28 551 agressions sexuelles ont été signalées à la police au Canada en 2017, soit 8 % de plus qu’en 2016.

Moins d'agressions sexuelles jugées non fondées par la police en 2017

MONTRÉAL — Impact de la vague de dénonciations #MoiAussi ? Moins de plaintes d’agressions sexuelles ont été jugées « non fondées » par la police en 2017 qu’en 2016, rapporte Statistique Canada en rendant publiques lundi de récentes données. Et c’est au Québec que, proportionnellement, moins de dossiers ont été mis de côté.

Par ailleurs, un plus grand nombre de personnes ont porté plainte à la police pour agression sexuelle en 2017 que lors de l’année précédente, alors que ce crime est habituellement l’un des moins dénoncés. Ainsi, 28 551 agressions sexuelles (autant celles jugées fondées que non fondées) ont été signalées à la police au pays, soit 8 % de plus qu’en 2016.

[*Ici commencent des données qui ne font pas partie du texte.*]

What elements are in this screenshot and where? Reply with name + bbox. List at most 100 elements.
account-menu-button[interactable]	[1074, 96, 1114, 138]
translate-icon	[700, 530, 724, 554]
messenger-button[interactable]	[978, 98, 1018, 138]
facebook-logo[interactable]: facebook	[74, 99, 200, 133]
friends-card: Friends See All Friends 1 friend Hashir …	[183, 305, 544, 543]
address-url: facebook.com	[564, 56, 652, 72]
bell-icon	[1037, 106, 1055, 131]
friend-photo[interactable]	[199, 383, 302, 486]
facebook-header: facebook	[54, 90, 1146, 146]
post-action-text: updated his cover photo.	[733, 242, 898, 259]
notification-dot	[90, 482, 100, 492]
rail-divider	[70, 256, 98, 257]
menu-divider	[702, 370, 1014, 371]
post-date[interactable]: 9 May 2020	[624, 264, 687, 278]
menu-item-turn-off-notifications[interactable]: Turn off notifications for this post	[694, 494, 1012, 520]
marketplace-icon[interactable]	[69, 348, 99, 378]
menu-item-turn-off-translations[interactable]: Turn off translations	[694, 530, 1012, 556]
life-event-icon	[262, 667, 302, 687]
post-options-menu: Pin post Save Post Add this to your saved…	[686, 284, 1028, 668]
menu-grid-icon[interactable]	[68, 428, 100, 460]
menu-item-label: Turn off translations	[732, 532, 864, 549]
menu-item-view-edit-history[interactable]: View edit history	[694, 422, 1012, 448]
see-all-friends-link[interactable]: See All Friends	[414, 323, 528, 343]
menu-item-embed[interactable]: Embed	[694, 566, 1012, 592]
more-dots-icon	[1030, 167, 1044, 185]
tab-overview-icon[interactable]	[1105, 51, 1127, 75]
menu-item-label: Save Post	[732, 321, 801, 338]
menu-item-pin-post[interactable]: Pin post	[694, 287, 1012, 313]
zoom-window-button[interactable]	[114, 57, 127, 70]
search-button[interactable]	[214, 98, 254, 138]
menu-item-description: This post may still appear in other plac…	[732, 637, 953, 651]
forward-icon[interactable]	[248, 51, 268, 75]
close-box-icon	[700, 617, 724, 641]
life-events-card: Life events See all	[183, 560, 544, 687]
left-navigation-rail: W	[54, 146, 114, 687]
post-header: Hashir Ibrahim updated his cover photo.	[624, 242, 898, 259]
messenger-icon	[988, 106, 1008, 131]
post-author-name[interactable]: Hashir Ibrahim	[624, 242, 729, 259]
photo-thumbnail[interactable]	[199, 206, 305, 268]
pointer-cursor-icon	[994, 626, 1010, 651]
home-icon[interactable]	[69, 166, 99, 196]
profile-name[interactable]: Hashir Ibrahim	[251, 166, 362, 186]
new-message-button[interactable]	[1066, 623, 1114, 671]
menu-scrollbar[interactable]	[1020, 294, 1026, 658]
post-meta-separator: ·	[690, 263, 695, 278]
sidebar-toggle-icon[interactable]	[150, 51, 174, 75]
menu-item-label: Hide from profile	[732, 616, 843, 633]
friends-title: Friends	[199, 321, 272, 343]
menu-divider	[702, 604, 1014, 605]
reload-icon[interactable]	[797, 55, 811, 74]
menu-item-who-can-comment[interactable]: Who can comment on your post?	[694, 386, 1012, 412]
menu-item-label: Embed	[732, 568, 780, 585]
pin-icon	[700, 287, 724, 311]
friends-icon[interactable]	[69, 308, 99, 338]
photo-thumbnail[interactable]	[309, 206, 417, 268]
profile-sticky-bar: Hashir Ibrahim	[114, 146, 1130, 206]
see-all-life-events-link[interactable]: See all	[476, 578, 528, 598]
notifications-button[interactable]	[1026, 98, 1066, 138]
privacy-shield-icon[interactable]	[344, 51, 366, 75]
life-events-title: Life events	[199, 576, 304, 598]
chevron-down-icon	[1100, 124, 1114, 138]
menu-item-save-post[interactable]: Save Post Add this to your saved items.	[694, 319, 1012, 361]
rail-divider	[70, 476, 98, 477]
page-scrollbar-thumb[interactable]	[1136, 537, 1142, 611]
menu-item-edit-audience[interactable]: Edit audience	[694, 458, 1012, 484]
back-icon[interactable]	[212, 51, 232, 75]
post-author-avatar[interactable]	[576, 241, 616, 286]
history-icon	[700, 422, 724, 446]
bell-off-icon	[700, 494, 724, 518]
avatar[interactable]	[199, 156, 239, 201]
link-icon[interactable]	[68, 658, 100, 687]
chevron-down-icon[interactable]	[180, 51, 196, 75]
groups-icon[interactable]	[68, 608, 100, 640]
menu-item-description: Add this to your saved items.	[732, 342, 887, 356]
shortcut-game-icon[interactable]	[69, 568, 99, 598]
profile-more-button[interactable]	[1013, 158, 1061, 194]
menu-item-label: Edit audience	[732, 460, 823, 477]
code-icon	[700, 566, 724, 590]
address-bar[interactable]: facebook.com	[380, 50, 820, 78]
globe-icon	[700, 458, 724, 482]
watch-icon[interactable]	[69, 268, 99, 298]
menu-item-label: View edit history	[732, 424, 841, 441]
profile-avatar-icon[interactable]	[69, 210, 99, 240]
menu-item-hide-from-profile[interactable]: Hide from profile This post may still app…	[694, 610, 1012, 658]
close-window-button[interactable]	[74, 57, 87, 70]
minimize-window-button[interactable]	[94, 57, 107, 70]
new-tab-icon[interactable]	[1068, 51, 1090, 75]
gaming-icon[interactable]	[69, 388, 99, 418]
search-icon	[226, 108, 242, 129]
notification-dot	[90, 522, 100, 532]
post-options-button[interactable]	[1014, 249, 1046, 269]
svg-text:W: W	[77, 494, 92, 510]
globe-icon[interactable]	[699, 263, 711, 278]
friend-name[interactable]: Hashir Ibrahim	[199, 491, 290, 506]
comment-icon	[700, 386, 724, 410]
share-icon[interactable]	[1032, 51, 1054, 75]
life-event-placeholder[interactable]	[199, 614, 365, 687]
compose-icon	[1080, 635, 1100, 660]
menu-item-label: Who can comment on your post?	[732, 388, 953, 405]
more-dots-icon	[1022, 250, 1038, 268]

Ces deux données statistiques pourraient indiquer que certains changements s’amorcent, notamment dans la foulée des dénonciations du mouvement #MeToo (#MoiAussi).

Le quotidien Globe & Mail avait aussi enquêté l’an dernier sur les agressions sexuelles jugées « non fondées » par la police, ce qui avait amené des forces policières au pays à revoir ses évaluations de ce type de causes criminelles.

Pour qu’une affaire criminelle soit jugée « non fondée », il doit avoir été établi après l’enquête policière que l’infraction signalée ne s’est pas produite, rappelle Statistique Canada dans son analyse.

En 2017, 14 % des agressions sexuelles signalées à la police (soit 3900 cas) ont été classées comme non fondées. Il s’agit donc d’une baisse par rapport à la proportion de 19 % d’affaires jugées non fondées en 2016 – soit près d’une sur cinq.

Autrement dit, le nombre d’affaires jugées « fondées » a augmenté de 13 % par rapport à 2016. Si l’agression a été violente, elle était moins susceptible d’être écartée par la police comme non fondée que les autres types d’agressions, comme des attouchements non désirés, par exemple, note l’organisme de statistiques fédéral.

Quant à la hausse du nombre d’agressions sexuelles signalées à la police en 2017, elle peut s’expliquer en partie par une sensibilisation accrue de la société aux diverses formes d’inconduites sexuelles, est-il écrit dans la note d’analyse.

« En 2017, les reportages et les campagnes dans les médias sociaux, comme les mouvements #MoiAussi et #EtMaintenant, ont davantage attiré l’attention sur la prévalence des agressions sexuelles et ont permis d’exiger une responsabilisation des auteurs présumés. Il se peut que l’attention publique ait amené un plus grand nombre de victimes d’agression sexuelle à signaler leur victimisation à la police », y explique-t-on.

D’ailleurs, les hausses les plus marquées du nombre d’agressions sexuelles signalées ont été observées en octobre, en novembre et en décembre 2017, en plein cœur du mouvement #MoiAussi.

Il s’agit de la première diffusion de chiffres sur les agressions sexuelles « non fondées » depuis 15 ans. Statistique Canada a aussi travaillé l’an dernier en collaboration avec la communauté policière afin de régler les problèmes de qualité des données et d’assurer l’uniformité des déclarations au sein des services de police.

Statistique Canada prévoit qu’en raison des changements apportés aux déclarations des forces policières sur les agressions sexuelles, il y aura moins de causes jugées « non fondées » à l’avenir.